There was a nice post on Hacknot this week called “Debugging 101” that covers approaches to debugging; However, what I found most memorable was the reminder that “debugging” still carries a connotation of “failure”.

I’ve certainly met guys who think that debugging is something “junior programmers” do, and I always feel sorry for them. If you’re afraid you might code a bug then you’re prematurely censoring your creativity. Now I’m not saying that you let your cat fill in your method definitions for the sake of art (even though my cat is quite handy with the keyboard), but rather that when you tinker and build things no one has built before, you need to keep an open mind and accept that your first attempt might not work — and that’s fine! You’ll learn something. You have to expand into new territory if you’re going to learn something new, and when you’re in that new territory the odds are pretty high that you’ll goof something up on your first go.
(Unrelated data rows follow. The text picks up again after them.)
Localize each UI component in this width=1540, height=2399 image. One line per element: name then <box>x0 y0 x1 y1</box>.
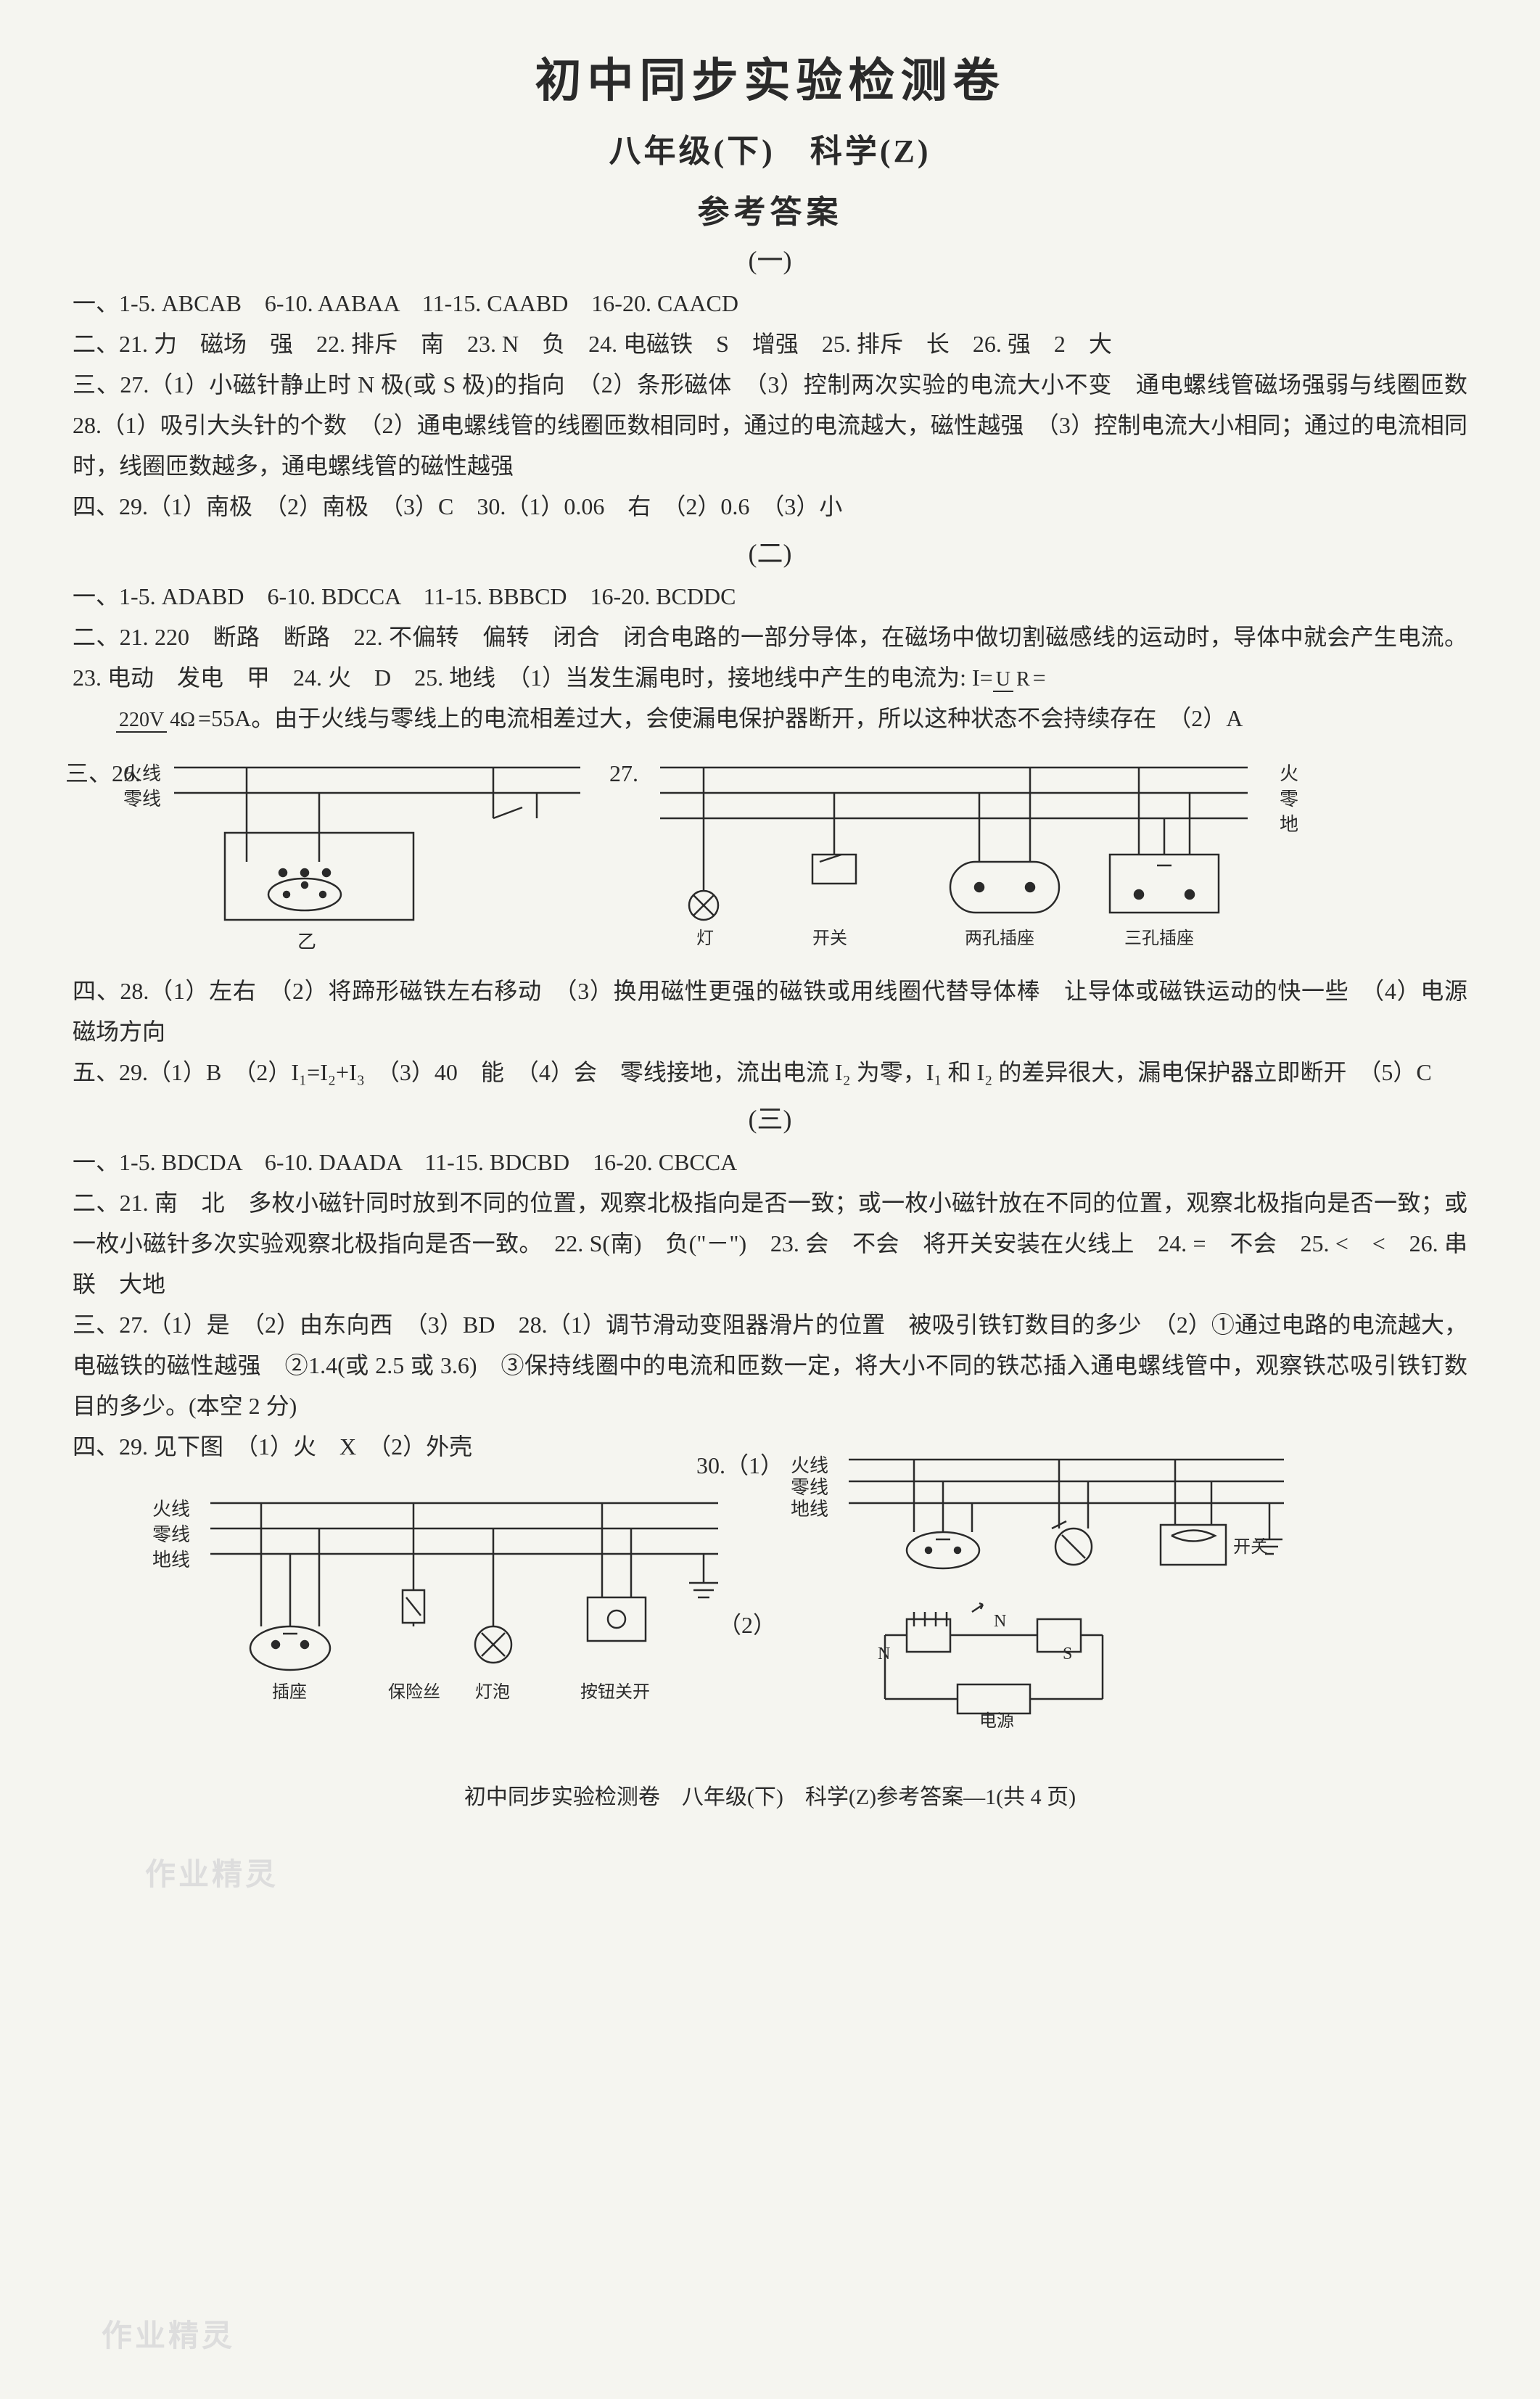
s1-line-2: 二、21. 力 磁场 强 22. 排斥 南 23. N 负 24. 电磁铁 S … <box>73 324 1467 364</box>
diag29-zero: 零线 <box>152 1520 190 1547</box>
s1-line-1: 一、1-5. ABCAB 6-10. AABAA 11-15. CAABD 16… <box>73 283 1467 324</box>
s2-line-a1: 二、21. 220 断路 断路 22. 不偏转 偏转 闭合 闭合电路的一部分导体… <box>73 617 1467 698</box>
section-3-label: (三) <box>73 1098 1467 1136</box>
diag29-fire: 火线 <box>152 1494 190 1521</box>
s2-line-a1-text: 二、21. 220 断路 断路 22. 不偏转 偏转 闭合 闭合电路的一部分导体… <box>73 624 1467 691</box>
diag26-zero: 零线 <box>123 784 161 811</box>
diag30-2-n: N <box>878 1645 890 1664</box>
s2-line-a0: 一、1-5. ADABD 6-10. BDCCA 11-15. BBBCD 16… <box>73 576 1467 617</box>
frac2-num: 220V <box>116 709 167 733</box>
diag30-1-switch: 开关 <box>1233 1532 1268 1558</box>
page-title-sub: 八年级(下) 科学(Z) <box>73 125 1467 171</box>
diag27-socket2: 两孔插座 <box>965 923 1034 949</box>
diag30-part2: （2） <box>718 1605 776 1645</box>
page-title-main: 初中同步实验检测卷 <box>73 44 1467 110</box>
diag30-1-ground: 地线 <box>791 1494 828 1521</box>
s1-line-3: 三、27.（1）小磁针静止时 N 极(或 S 极)的指向 （2）条形磁体 （3）… <box>73 364 1467 486</box>
formula-frac-1: UR <box>993 669 1033 691</box>
s2-line-b1: 五、29.（1）B （2）I₁=I₂+I₃ （3）40 能 （4）会 零线接地，… <box>73 1052 1467 1092</box>
s3-line-1: 二、21. 南 北 多枚小磁针同时放到不同的位置，观察北极指向是否一致；或一枚小… <box>73 1182 1467 1304</box>
s3-line-2: 三、27.（1）是 （2）由东向西 （3）BD 28.（1）调节滑动变阻器滑片的… <box>73 1304 1467 1426</box>
frac1-num: U <box>993 668 1013 692</box>
watermark-2: 作业精灵 <box>102 2311 235 2355</box>
diagram-row-29-30: 火线 零线 地线 插座 保险丝 灯泡 按钮关开 30.（1） <box>145 1481 1467 1735</box>
diag27-lamp: 灯 <box>696 923 714 949</box>
diag27-switch: 开关 <box>812 923 847 949</box>
diag29-socket: 插座 <box>272 1677 307 1703</box>
diagram-30: 30.（1） <box>783 1481 1291 1735</box>
diag30-2-s: S <box>1063 1645 1072 1664</box>
frac1-den: R <box>1013 668 1033 691</box>
formula-frac-2: 220V4Ω <box>116 709 198 732</box>
diag30-prefix: 30.（1） <box>696 1445 783 1486</box>
formula-eq: = <box>1033 664 1046 691</box>
s2-formula-line-2: 220V4Ω=55A。由于火线与零线上的电流相差过大，会使漏电保护器断开，所以这… <box>73 698 1467 738</box>
frac2-den: 4Ω <box>167 709 198 731</box>
diag30-2-power: 电源 <box>979 1706 1014 1732</box>
diagram-29: 火线 零线 地线 插座 保险丝 灯泡 按钮关开 <box>145 1481 725 1713</box>
diag27-fire: 火 <box>1280 759 1298 786</box>
diag27-socket3: 三孔插座 <box>1124 923 1194 949</box>
formula-suffix: =55A。由于火线与零线上的电流相差过大，会使漏电保护器断开，所以这种状态不会持… <box>198 705 1243 731</box>
diag29-fuse: 保险丝 <box>388 1677 440 1703</box>
diagram-30-2-svg <box>856 1590 1219 1735</box>
watermark-1: 作业精灵 <box>145 1850 279 1894</box>
diag29-lamp: 灯泡 <box>475 1677 510 1703</box>
diagram-27: 27. <box>646 753 1298 956</box>
diagram-26-svg <box>116 753 588 956</box>
diagram-26: 三、26. 火线 零线 <box>116 753 588 956</box>
diag26-fire: 火线 <box>123 759 161 786</box>
diagram-row-26-27: 三、26. 火线 零线 <box>116 753 1467 956</box>
s3-line-0: 一、1-5. BDCDA 6-10. DAADA 11-15. BDCBD 16… <box>73 1142 1467 1182</box>
diagram-30-1-svg <box>783 1445 1291 1590</box>
section-1-label: (一) <box>73 239 1467 277</box>
formula-prefix: I= <box>972 664 993 691</box>
diag29-button: 按钮关开 <box>580 1677 650 1703</box>
page-footer: 初中同步实验检测卷 八年级(下) 科学(Z)参考答案—1(共 4 页) <box>73 1779 1467 1811</box>
s1-line-4: 四、29.（1）南极 （2）南极 （3）C 30.（1）0.06 右 （2）0.… <box>73 486 1467 527</box>
s2-line-b0: 四、28.（1）左右 （2）将蹄形磁铁左右移动 （3）换用磁性更强的磁铁或用线圈… <box>73 971 1467 1052</box>
diag26-yi: 乙 <box>297 927 316 954</box>
diag27-ground: 地 <box>1280 810 1298 836</box>
diag30-2-n-top: N <box>994 1612 1006 1631</box>
page-title-answers: 参考答案 <box>73 186 1467 232</box>
diag27-zero: 零 <box>1280 784 1298 811</box>
section-2-label: (二) <box>73 532 1467 570</box>
diag27-prefix: 27. <box>609 753 638 794</box>
diag29-ground: 地线 <box>152 1545 190 1572</box>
Back to the topic at hand, I was a little disappointed that the article only covered old-school approaches to debugging (ie., nothing new.) I talk to a lot of mobile application developers as part of the day-job, and “better debugging tools” is one of the most frequent request I hear. My follow-up is generally, “what exactly would help you debug better?” — and sadly, the answer tends to be “uh… I’m not sure. I generally just put ‘print’statements into to code.”

So going beyond print statements and chatting up the wooden Indian, what would help you debug mobile applications?